The renowned GPU manufacture entered into the diffusion race. SANA released by NVIDIA Labs can generate a 1024 × 1024 image in under 1 second on a 16GB laptop GPU, handles resolutions up to 4096 × 4096. It competes with much larger models like Flux-12B while being 20× smaller and 100× faster.
Sana 1.6B & 0.6B : A text-to-image model 🥰
— Stable Diffusion Tutorials (@SD_Tutorial) October 16, 2024
-generate images up to 4096 × 4096 resolution.
-synthesize high-resolution, high-quality images with strong text-image alignment
-remarkably fast speed, deployable on laptop GPU.
Follow page:https://t.co/Ua445dvHgE pic.twitter.com/atn1hqRHtR
Unlike traditional Stable diffusion models (ex- SDXL), it uses an AE-F32C32 auto-encoder which reduces image data by 32× (compared to 8× in older methods), making the process faster without losing quality.

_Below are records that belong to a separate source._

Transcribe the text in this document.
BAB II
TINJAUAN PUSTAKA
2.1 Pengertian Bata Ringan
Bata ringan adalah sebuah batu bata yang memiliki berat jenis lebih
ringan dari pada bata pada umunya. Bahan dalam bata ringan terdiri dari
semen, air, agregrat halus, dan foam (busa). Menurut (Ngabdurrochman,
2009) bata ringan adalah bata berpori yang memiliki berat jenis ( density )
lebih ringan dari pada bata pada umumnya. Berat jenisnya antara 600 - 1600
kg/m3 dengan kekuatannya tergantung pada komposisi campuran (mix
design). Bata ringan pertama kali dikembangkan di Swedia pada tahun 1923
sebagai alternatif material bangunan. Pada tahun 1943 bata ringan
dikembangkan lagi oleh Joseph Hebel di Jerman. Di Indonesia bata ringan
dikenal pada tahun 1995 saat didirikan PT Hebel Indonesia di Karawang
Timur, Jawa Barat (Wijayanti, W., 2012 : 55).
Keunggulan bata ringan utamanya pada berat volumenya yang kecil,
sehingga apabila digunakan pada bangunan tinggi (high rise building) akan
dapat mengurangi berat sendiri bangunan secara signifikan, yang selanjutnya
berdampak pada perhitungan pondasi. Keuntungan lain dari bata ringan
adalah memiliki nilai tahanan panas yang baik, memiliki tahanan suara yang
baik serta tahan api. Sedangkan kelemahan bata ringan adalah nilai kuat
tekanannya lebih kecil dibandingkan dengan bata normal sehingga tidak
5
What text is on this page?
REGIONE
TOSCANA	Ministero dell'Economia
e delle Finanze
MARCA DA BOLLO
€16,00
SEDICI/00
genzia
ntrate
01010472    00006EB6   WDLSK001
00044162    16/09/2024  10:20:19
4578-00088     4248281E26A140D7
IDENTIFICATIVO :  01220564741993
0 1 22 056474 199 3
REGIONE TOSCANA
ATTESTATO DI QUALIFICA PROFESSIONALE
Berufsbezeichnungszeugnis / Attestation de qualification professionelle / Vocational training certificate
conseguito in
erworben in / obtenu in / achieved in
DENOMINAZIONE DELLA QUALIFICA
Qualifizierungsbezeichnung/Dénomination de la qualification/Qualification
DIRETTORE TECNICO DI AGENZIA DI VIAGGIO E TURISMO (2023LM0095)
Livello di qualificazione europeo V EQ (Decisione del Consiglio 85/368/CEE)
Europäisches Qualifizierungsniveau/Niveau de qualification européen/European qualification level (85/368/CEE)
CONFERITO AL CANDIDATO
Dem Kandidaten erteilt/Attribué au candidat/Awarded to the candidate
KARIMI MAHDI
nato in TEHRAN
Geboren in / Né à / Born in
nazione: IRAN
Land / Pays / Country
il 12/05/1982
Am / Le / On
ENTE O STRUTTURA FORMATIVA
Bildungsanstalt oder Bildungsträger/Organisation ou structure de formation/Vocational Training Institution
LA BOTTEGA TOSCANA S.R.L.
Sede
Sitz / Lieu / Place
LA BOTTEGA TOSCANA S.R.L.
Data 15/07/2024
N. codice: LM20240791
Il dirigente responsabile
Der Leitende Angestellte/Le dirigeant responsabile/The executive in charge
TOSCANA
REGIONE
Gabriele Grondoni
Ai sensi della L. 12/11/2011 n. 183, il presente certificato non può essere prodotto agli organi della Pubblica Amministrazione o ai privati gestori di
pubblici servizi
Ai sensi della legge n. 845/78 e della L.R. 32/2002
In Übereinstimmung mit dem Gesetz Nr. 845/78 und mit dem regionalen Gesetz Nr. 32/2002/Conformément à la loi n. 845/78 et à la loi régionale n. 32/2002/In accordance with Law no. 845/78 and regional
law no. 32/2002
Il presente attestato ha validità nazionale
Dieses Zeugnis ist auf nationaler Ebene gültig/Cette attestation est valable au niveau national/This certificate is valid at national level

It uses linear attention, perfect for handling high-resolution images efficiently. Replaces older text encoders (like T5) with a smaller, faster model that understands instructions better. Its Flow-DPM-Solver speeds up the process, creating high-quality images in fewer steps. For more in-depth understanding, you can access their research paper.
Installation
1. Get ComfyUI installed into your machine.

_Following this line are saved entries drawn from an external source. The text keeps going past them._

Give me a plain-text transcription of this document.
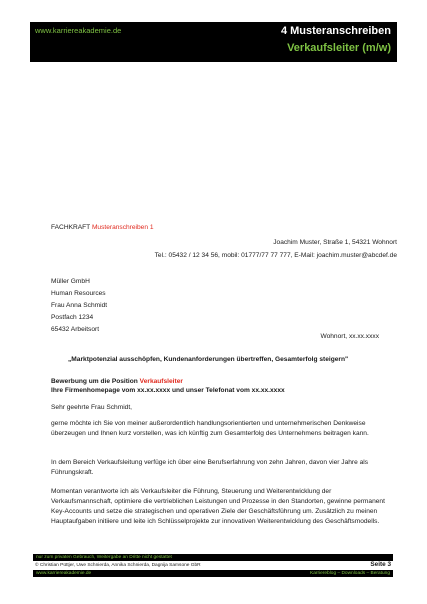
www.karriereakademie.de	4 Musteranschreiben
Verkaufsleiter (m/w)
FACHKRAFT Musteranschreiben 1
Joachim Muster, Straße 1, 54321 Wohnort
Tel.: 05432 / 12 34 56, mobil: 01777/77 77 777, E-Mail: joachim.muster@abcdef.de
Müller GmbH
Human Resources
Frau Anna Schmidt
Postfach 1234
65432 Arbeitsort
Wohnort, xx.xx.xxxx
„Marktpotenzial ausschöpfen, Kundenanforderungen übertreffen, Gesamterfolg steigern"
Bewerbung um die Position Verkaufsleiter
Ihre Firmenhomepage vom xx.xx.xxxx und unser Telefonat vom xx.xx.xxxx
Sehr geehrte Frau Schmidt,
gerne möchte ich Sie von meiner außerordentlich handlungsorientierten und unternehmerischen Denkweise überzeugen und Ihnen kurz vorstellen, was ich künftig zum Gesamterfolg des Unternehmens beitragen kann.
In dem Bereich Verkaufsleitung verfüge ich über eine Berufserfahrung von zehn Jahren, davon vier Jahre als Führungskraft.
Momentan verantworte ich als Verkaufsleiter die Führung, Steuerung und Weiterentwicklung der Verkaufsmannschaft, optimiere die vertrieblichen Leistungen und Prozesse in den Standorten, gewinne permanent Key-Accounts und setze die strategischen und operativen Ziele der Geschäftsführung um. Zusätzlich zu meinen Hauptaufgaben initiiere und leite ich Schlüsselprojekte zur innovativen Weiterentwicklung des Geschäftsmodells.
nur zum privaten Gebrauch, Weitergabe an Dritte nicht gestattet
© Christian Püttjer, Uwe Schnierda, Annika Schnierda, Dagnija Samsone GbR	Seite 3
www.karriereakademie.de	Karriereblog – Downloads – Beratung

2. Navigate to ComfyUI's Manager, select "Custom Nodes Manager" and search for "Extra models" by author "city96" then click "Install". To get the real time download status, you can check the ComfyUI terminal.
Alternative(Manual):
Move inside "ComfyUI/custom_nodes" folder. Open command prompt by typing "cmd" on the folder address bar. Then clone the repository using the following command:
git clone https://github.com/Efficient-Large-Model/ComfyUI_ExtraModels.git
3. Download the models from Sana's Hugging face repository and save it into your "ComfyUI/models/checkpoints" folder.
4. Next is to download VAE(Variaional Auto Encoder) from Hugging Face repository and save it into "ComfyUI/models/vae" folder. After downloading rename it to something relatable (like- sana_vae.safetensors ) to avoid conflicts.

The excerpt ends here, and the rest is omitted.